Introduced January 24, 2025 by Tom Cole · Last progress January 24, 2025
The bill removes private funding for election administration to reduce private influence and standardize funding, but that improves neutrality at the risk of reduced voter outreach, higher public costs, and potential unequal polling access where donated venue exceptions are used.
State and local election officials will no longer rely on private money for election administration, reducing potential private influence or perceived conflicts and standardizing funding for voter education, outreach, and registration programs.
Maintains flexibility for polling access by allowing private donations of physical space for polling places and early voting sites, preserving options where public space is limited.
Local election offices that previously relied on private donations may face funding gaps that reduce voter outreach and registration efforts, disproportionately affecting underrepresented and low-income voters.
States and localities may need to shift costs to taxpayers or cut other services to cover election-administration expenses previously supported by private funds.
The exception allowing donated polling space could produce uneven access if wealthier areas secure donated venues more easily, potentially shifting polling location distribution and making access harder for some communities.

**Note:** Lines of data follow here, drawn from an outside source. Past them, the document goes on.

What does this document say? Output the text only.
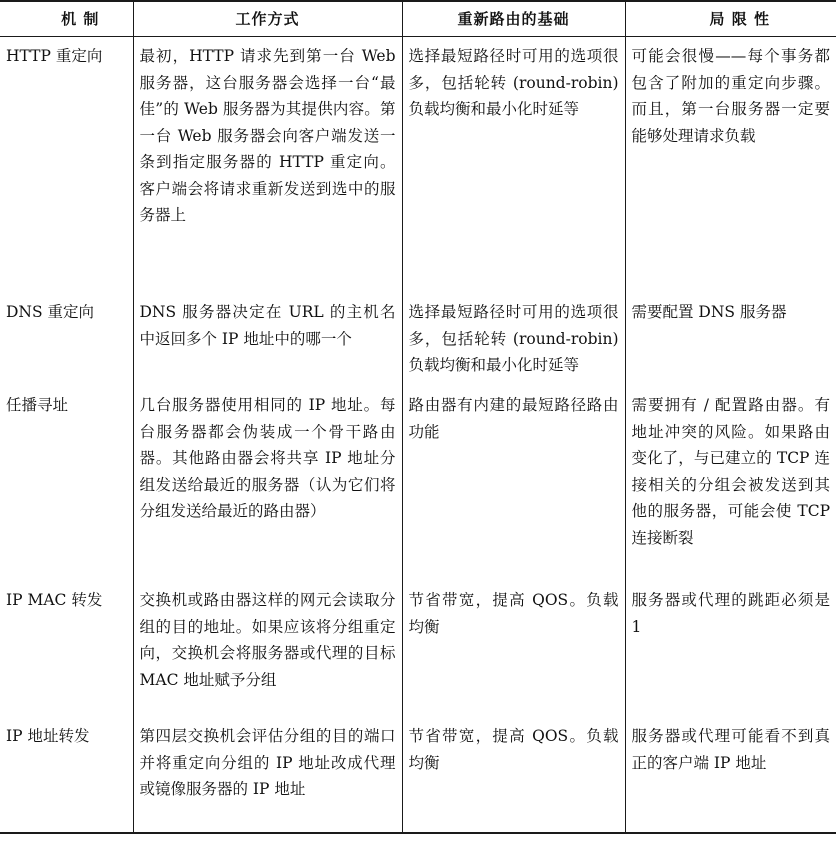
机 制	工作方式	重新路由的基础	局 限 性

HTTP 重定向	最初，HTTP 请求先到第一台 Web 服务器，这台服务器会选择一台“最佳”的 Web 服务器为其提供内容。第一台 Web 服务器会向客户端发送一条到指定服务器的 HTTP 重定向。客户端会将请求重新发送到选中的服务器上	选择最短路径时可用的选项很多，包括轮转 (round-robin) 负载均衡和最小化时延等	可能会很慢——每个事务都包含了附加的重定向步骤。而且，第一台服务器一定要能够处理请求负载

DNS 重定向	DNS 服务器决定在 URL 的主机名中返回多个 IP 地址中的哪一个	选择最短路径时可用的选项很多，包括轮转 (round-robin) 负载均衡和最小化时延等	需要配置 DNS 服务器

任播寻址	几台服务器使用相同的 IP 地址。每台服务器都会伪装成一个骨干路由器。其他路由器会将共享 IP 地址分组发送给最近的服务器（认为它们将分组发送给最近的路由器）	路由器有内建的最短路径路由功能	需要拥有 / 配置路由器。有地址冲突的风险。如果路由变化了，与已建立的 TCP 连接相关的分组会被发送到其他的服务器，可能会使 TCP 连接断裂

IP MAC 转发	交换机或路由器这样的网元会读取分组的目的地址。如果应该将分组重定向，交换机会将服务器或代理的目标 MAC 地址赋予分组	节省带宽，提高 QOS。负载均衡	服务器或代理的跳距必须是 1

IP 地址转发	第四层交换机会评估分组的目的端口并将重定向分组的 IP 地址改成代理或镜像服务器的 IP 地址	节省带宽，提高 QOS。负载均衡	服务器或代理可能看不到真正的客户端 IP 地址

Based on analysis of 2 sections of legislative text.
Bans states from soliciting, receiving, or spending private funds, property, or personal services to run elections for Federal office, including voter education, outreach, and registration programs. The law allows one narrow exception: private entities may donate use of space for polling places or early voting sites. The change is added to the Help America Vote Act and takes effect for federal elections held after enactment.